Optical instruments

   Optical instruments are devices in which light is passed through lenses or prisms. Among the common optical instruments are the microscope, binoculars, camera, spectroscope, periscope, and telescope.

   In the 1500's and 1600's, the first optical instruments were developed, following the discovery of the glass lens. The earliest telescopes and microscopes evolved because of the lens.
   One of the original optical instruments to undergo numerous improvements was the spectroscope. In 1666 Isaac Newton sent a beam of light through a prism. The beam broke into a band of colored light, similar to a rainbow.

   One kind of SPECTROSCOPE is basically a glass PRISM. All materials, when heated hot enough, radiate light. When this light from a particular substance is beamed through a prism, it divides into colored areas that are distinct for the elements in that substance. A trained spectroscopist can use this instrument to determine the chemical composition of laboratory "unknowns" and the elements in the stars and the sun.

   Intensity of light is measured by one or another type of light meter. Photoelectric-cell meters convert light to electricity, and then the light strength is read on a dial. A laboratory PHOTOMETER compares a standard light source at a given distance with an unknown light at a measured distance; then by use of the inverse square law, the strength of the unknown light can be figured. Measurement units of intensity for light instruments are either in FOOT CANDLES or in the new units, candelas.

The speed of light can be measured by an optical instrument developed by Albert A. Michelson of the University of Chicago. He determined that light in a vacuum travels at the speed of 186,284 miles per second.

   Some instruments use polarized light. This is ordinary light that has been passed through a device that makes all its waves vibrate in one direction only instead of moving in several planes. This is done by directing the light either through crystals having a slit-like molecular arrangement, or else through plastic sheets coated with certain chemicals. Polarized light devices include camera filters, glare-reducing sunglasses, and car headlights. Biochemists use it in an instrument that measures strength of sugar solutions. Engineers who work with construction and manufacturing materials use polarized beams to reveal strains in glass and plastics.
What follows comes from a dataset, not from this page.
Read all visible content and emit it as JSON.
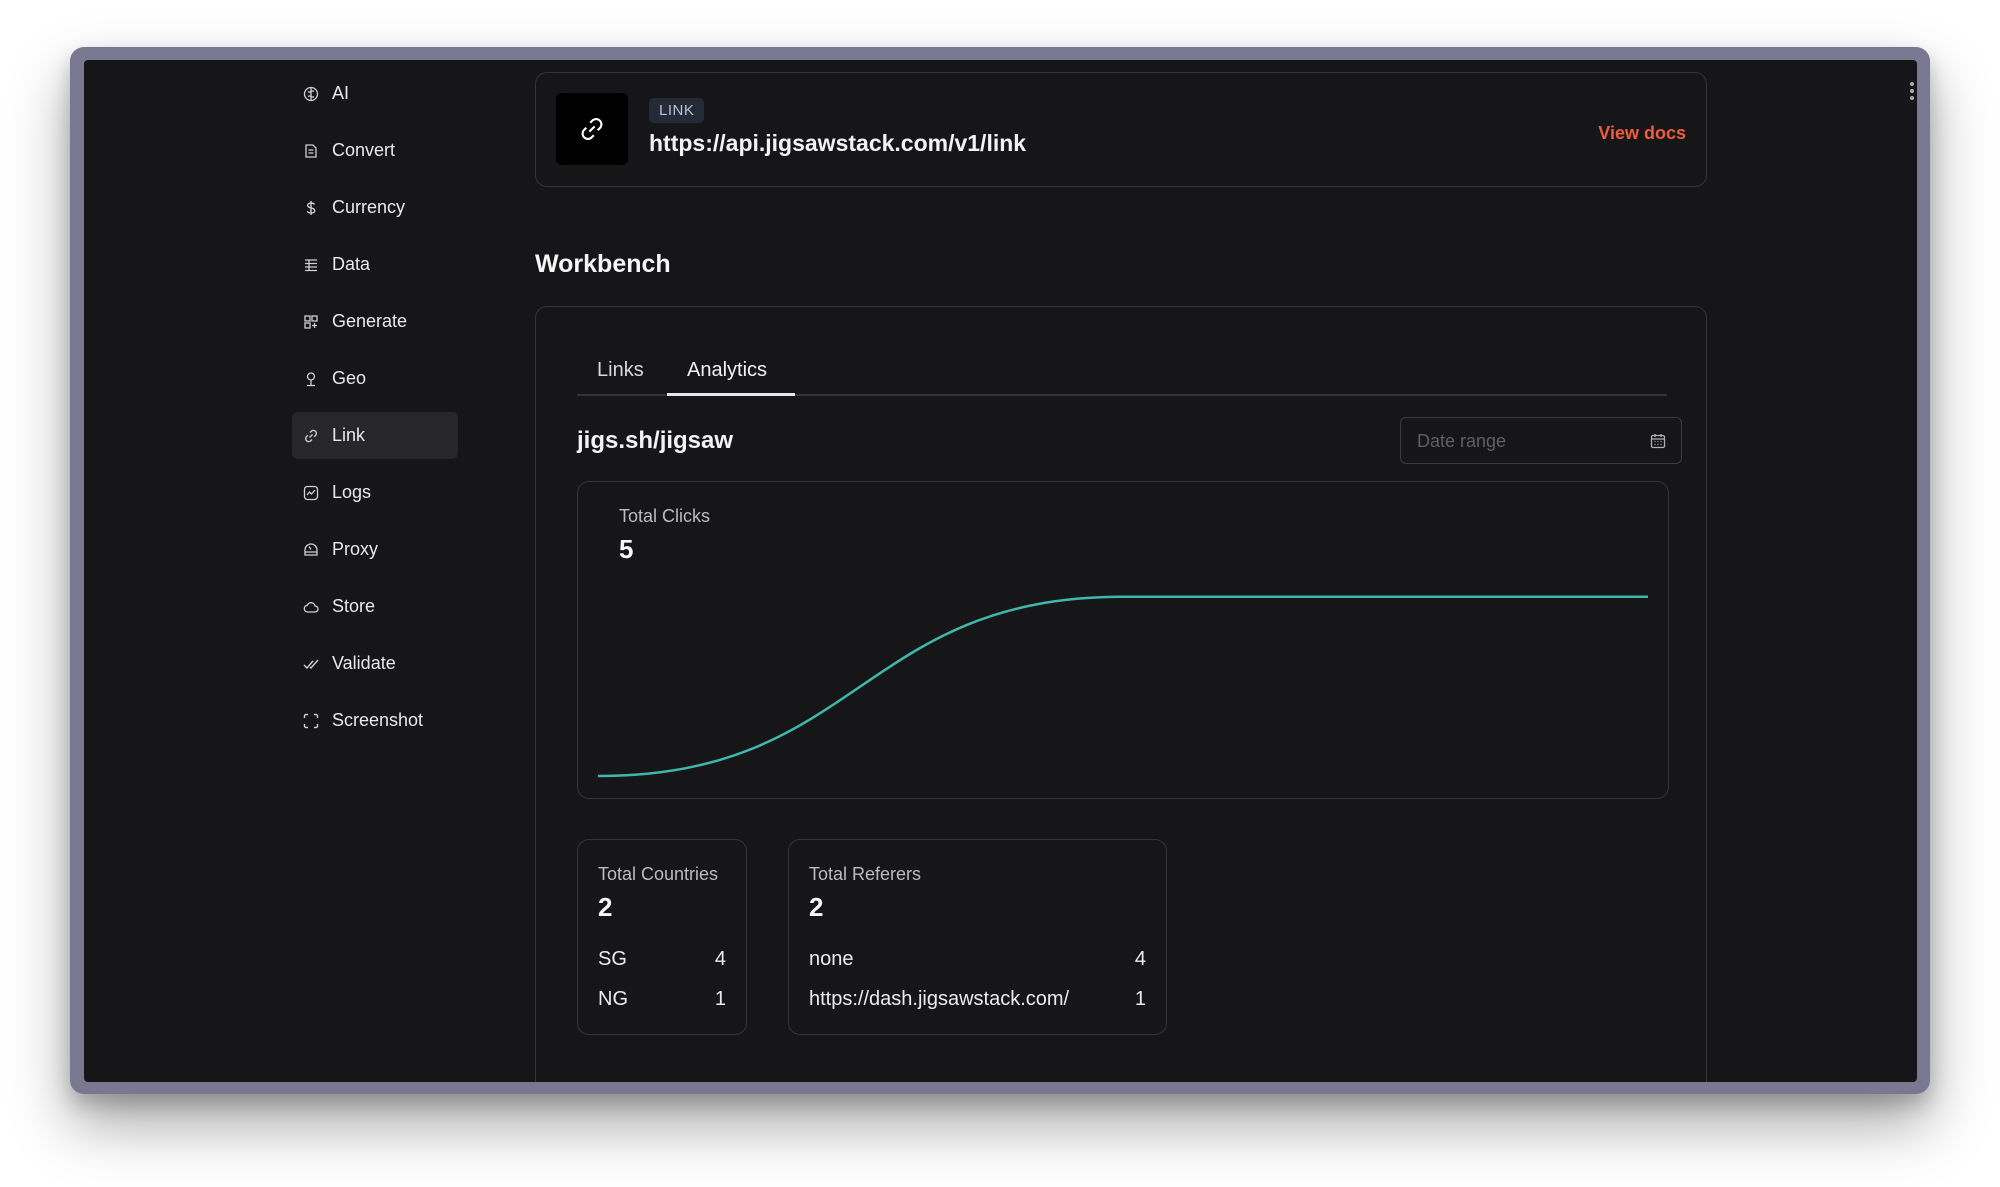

   From the time of Columbus to the present, optical instruments have become increasingly important to the scientist. He relies upon the microscope to see the micro, or small world, and upon the telescope to see the universe. Many discoveries in atomic physics, and in chemistry are due to the spectroscope. An even smaller world is now visible with the electron microscope.

   Eye glasses, cameras, and binoculars are examples of the modern uses and improvements in optical instruments.